Читаем Рентген строгого режима полностью

На пересылке все для меня вначале было удивительным. Территория лагеря была разгорожена колючей проволокой на две неравные части, в меньшей содержались заключенные женщины – зычки. Войти с ними в контакт практически было невозможно, и мы смотрели на них только издали, через колючую проволоку. Бараки – одноэтажные низкие сараи – до крыш занесены снегом. К дверям и окнам заключенные прокапывали траншеи, которые за ночь снова заносило, и каждое утро их снова расчищали большими деревянными лопатами. Время проходило в ожидании этапа в лагерь. В какой? Когда? Никто не знал. Лагерей в Воркуте было много, некоторые далеко от города, километров за шестьдесят, другие располагались прямо в городе или недалеко от него. Меня совершенно не беспокоила моя дальнейшая судьба, было все равно, что будет дальше, я жил по пословице: «Когда рак сварен, все самое страшное для него позади...» Меня очень интересовала лагерная жизнь и люди лагеря: а вдруг я услышу что-нибудь об отце? И эти надежды были не совсем беспочвенны, как позже выяснилось. Я узнал о судьбе двух моих близких знакомых по Ленинграду, арестованных в 1938 году.

Барак, в который меня поместили, был не очень перенаселен, хотя все остальные бараки были переполнены. Здесь я впервые увидел каторжан с белым номером на шапке и на спине и нескольких немцев, у которых на спинах черной краской были нарисованы три большие буквы НФЗ, что означало «немецко-фашистский злодей».

Работать нас не заставляли. Иногда, правда, выгоняли из бараков расчищать траншеи к дверям и окнам, но так как лопат всегда не хватало, можно было сделать вид, что рад бы работать, да вот нечем...

С заключенными, обитавшими в моем бараке, мне войти в контакт было очень трудно – это были старые, изможденные, совершенно потерявшие себя лагерники, их привозили в Сангородок умирать, либо блатные воры, которые непостижимым образом умели перемещаться из лагеря в лагерь, либо иностранцы, не говорившие по-русски. Воров было больше всего, и у них был даже свой пахан – старший по воровской иерархии. В своем сидоре я вез кирзовые русские сапоги, их я берег для лагеря и не надевал на пересылке, остерегаясь воров.

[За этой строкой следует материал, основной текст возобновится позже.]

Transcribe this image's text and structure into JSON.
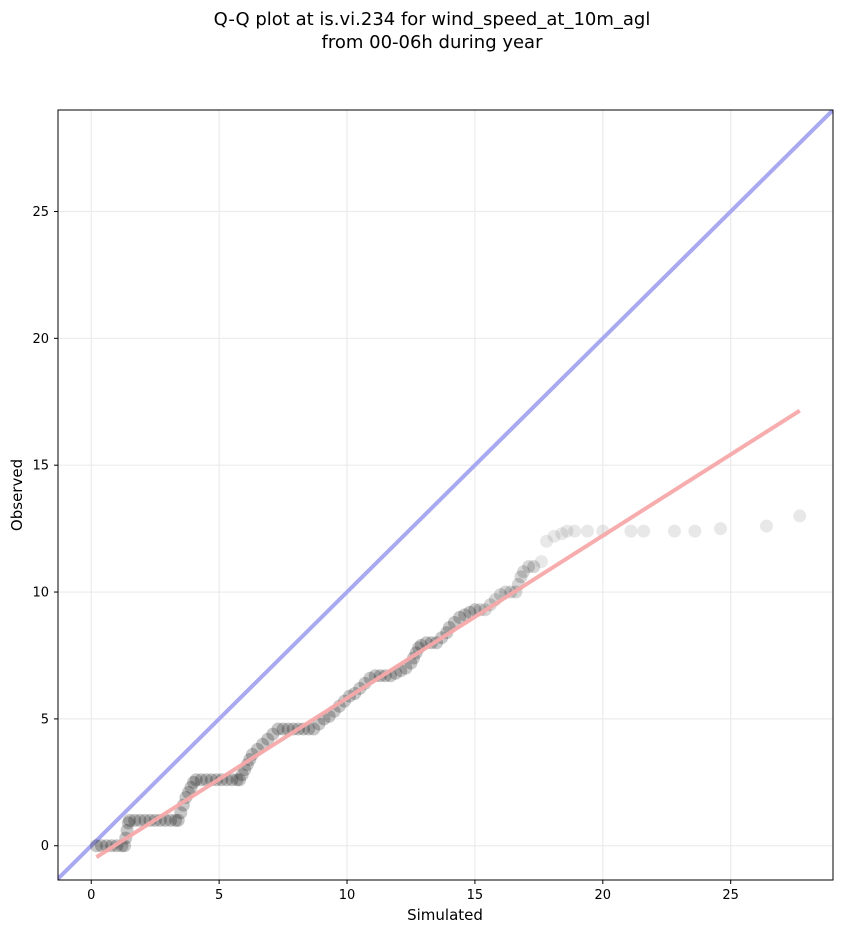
{
  "chart_data": {
    "type": "scatter",
    "title_line1": "Q-Q plot at is.vi.234 for wind_speed_at_10m_agl",
    "title_line2": "from 00-06h during year",
    "xlabel": "Simulated",
    "ylabel": "Observed",
    "xlim": [
      -1.3,
      29.0
    ],
    "ylim": [
      -1.35,
      29.0
    ],
    "xticks": [
      0,
      5,
      10,
      15,
      20,
      25
    ],
    "yticks": [
      0,
      5,
      10,
      15,
      20,
      25
    ],
    "grid": true,
    "colors": {
      "points": "#000000",
      "identity_line": "#a9a9f2",
      "fit_line": "#f7a9a9",
      "grid": "#ebebeb"
    },
    "identity_line": {
      "x": [
        -1.3,
        29.0
      ],
      "y": [
        -1.3,
        29.0
      ]
    },
    "fit_line": {
      "x": [
        0.2,
        27.7
      ],
      "y": [
        -0.45,
        17.15
      ]
    },
    "points": [
      [
        0.2,
        0.0
      ],
      [
        0.4,
        0.0
      ],
      [
        0.6,
        0.0
      ],
      [
        0.8,
        0.0
      ],
      [
        1.0,
        0.0
      ],
      [
        1.2,
        0.0
      ],
      [
        1.3,
        0.0
      ],
      [
        1.35,
        0.3
      ],
      [
        1.4,
        0.6
      ],
      [
        1.45,
        0.9
      ],
      [
        1.5,
        1.0
      ],
      [
        1.7,
        1.0
      ],
      [
        1.9,
        1.0
      ],
      [
        2.1,
        1.0
      ],
      [
        2.3,
        1.0
      ],
      [
        2.5,
        1.0
      ],
      [
        2.7,
        1.0
      ],
      [
        2.9,
        1.0
      ],
      [
        3.1,
        1.0
      ],
      [
        3.3,
        1.0
      ],
      [
        3.4,
        1.0
      ],
      [
        3.5,
        1.3
      ],
      [
        3.6,
        1.6
      ],
      [
        3.7,
        1.9
      ],
      [
        3.8,
        2.1
      ],
      [
        3.9,
        2.3
      ],
      [
        4.0,
        2.5
      ],
      [
        4.1,
        2.6
      ],
      [
        4.3,
        2.6
      ],
      [
        4.5,
        2.6
      ],
      [
        4.7,
        2.6
      ],
      [
        4.9,
        2.6
      ],
      [
        5.1,
        2.6
      ],
      [
        5.3,
        2.6
      ],
      [
        5.5,
        2.6
      ],
      [
        5.7,
        2.6
      ],
      [
        5.8,
        2.6
      ],
      [
        5.9,
        2.8
      ],
      [
        6.0,
        3.0
      ],
      [
        6.1,
        3.2
      ],
      [
        6.2,
        3.4
      ],
      [
        6.3,
        3.6
      ],
      [
        6.5,
        3.8
      ],
      [
        6.7,
        4.0
      ],
      [
        6.9,
        4.2
      ],
      [
        7.1,
        4.4
      ],
      [
        7.3,
        4.6
      ],
      [
        7.5,
        4.6
      ],
      [
        7.7,
        4.6
      ],
      [
        7.9,
        4.6
      ],
      [
        8.1,
        4.6
      ],
      [
        8.3,
        4.6
      ],
      [
        8.5,
        4.6
      ],
      [
        8.7,
        4.6
      ],
      [
        8.9,
        4.8
      ],
      [
        9.1,
        5.0
      ],
      [
        9.3,
        5.1
      ],
      [
        9.5,
        5.3
      ],
      [
        9.7,
        5.5
      ],
      [
        9.9,
        5.7
      ],
      [
        10.1,
        5.9
      ],
      [
        10.3,
        6.0
      ],
      [
        10.5,
        6.2
      ],
      [
        10.7,
        6.4
      ],
      [
        10.9,
        6.6
      ],
      [
        11.1,
        6.7
      ],
      [
        11.3,
        6.7
      ],
      [
        11.5,
        6.7
      ],
      [
        11.7,
        6.7
      ],
      [
        11.9,
        6.8
      ],
      [
        12.1,
        6.9
      ],
      [
        12.3,
        7.0
      ],
      [
        12.5,
        7.2
      ],
      [
        12.6,
        7.4
      ],
      [
        12.7,
        7.6
      ],
      [
        12.8,
        7.8
      ],
      [
        12.9,
        7.9
      ],
      [
        13.1,
        8.0
      ],
      [
        13.3,
        8.0
      ],
      [
        13.5,
        8.0
      ],
      [
        13.7,
        8.2
      ],
      [
        13.9,
        8.4
      ],
      [
        14.0,
        8.6
      ],
      [
        14.2,
        8.8
      ],
      [
        14.4,
        9.0
      ],
      [
        14.6,
        9.1
      ],
      [
        14.8,
        9.2
      ],
      [
        15.0,
        9.3
      ],
      [
        15.2,
        9.3
      ],
      [
        15.4,
        9.3
      ],
      [
        15.6,
        9.5
      ],
      [
        15.8,
        9.7
      ],
      [
        16.0,
        9.9
      ],
      [
        16.2,
        10.0
      ],
      [
        16.4,
        10.0
      ],
      [
        16.6,
        10.0
      ],
      [
        16.7,
        10.3
      ],
      [
        16.8,
        10.6
      ],
      [
        16.9,
        10.8
      ],
      [
        17.1,
        11.0
      ],
      [
        17.3,
        11.0
      ],
      [
        17.6,
        11.2
      ],
      [
        17.8,
        12.0
      ],
      [
        18.1,
        12.2
      ],
      [
        18.4,
        12.3
      ],
      [
        18.6,
        12.4
      ],
      [
        18.9,
        12.4
      ],
      [
        19.4,
        12.4
      ],
      [
        20.0,
        12.4
      ],
      [
        21.1,
        12.4
      ],
      [
        21.6,
        12.4
      ],
      [
        22.8,
        12.4
      ],
      [
        23.6,
        12.4
      ],
      [
        24.6,
        12.5
      ],
      [
        26.4,
        12.6
      ],
      [
        27.7,
        13.0
      ]
    ]
  }
}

На ночь я свой мешок укладывал под голову и однажды почувствовал, что мои сапоги «плывут» из мешка. Началась драка, я еще тогда не знал, что сцепиться с блатным вором равносильно самоубийству, и это незнание спасло мне жизнь. На шум подошел пахан и выдал вору отменную затрещину и ногой в зад прогнал его. Почему он заступился за меня, я так и не узнал, но факт есть факт.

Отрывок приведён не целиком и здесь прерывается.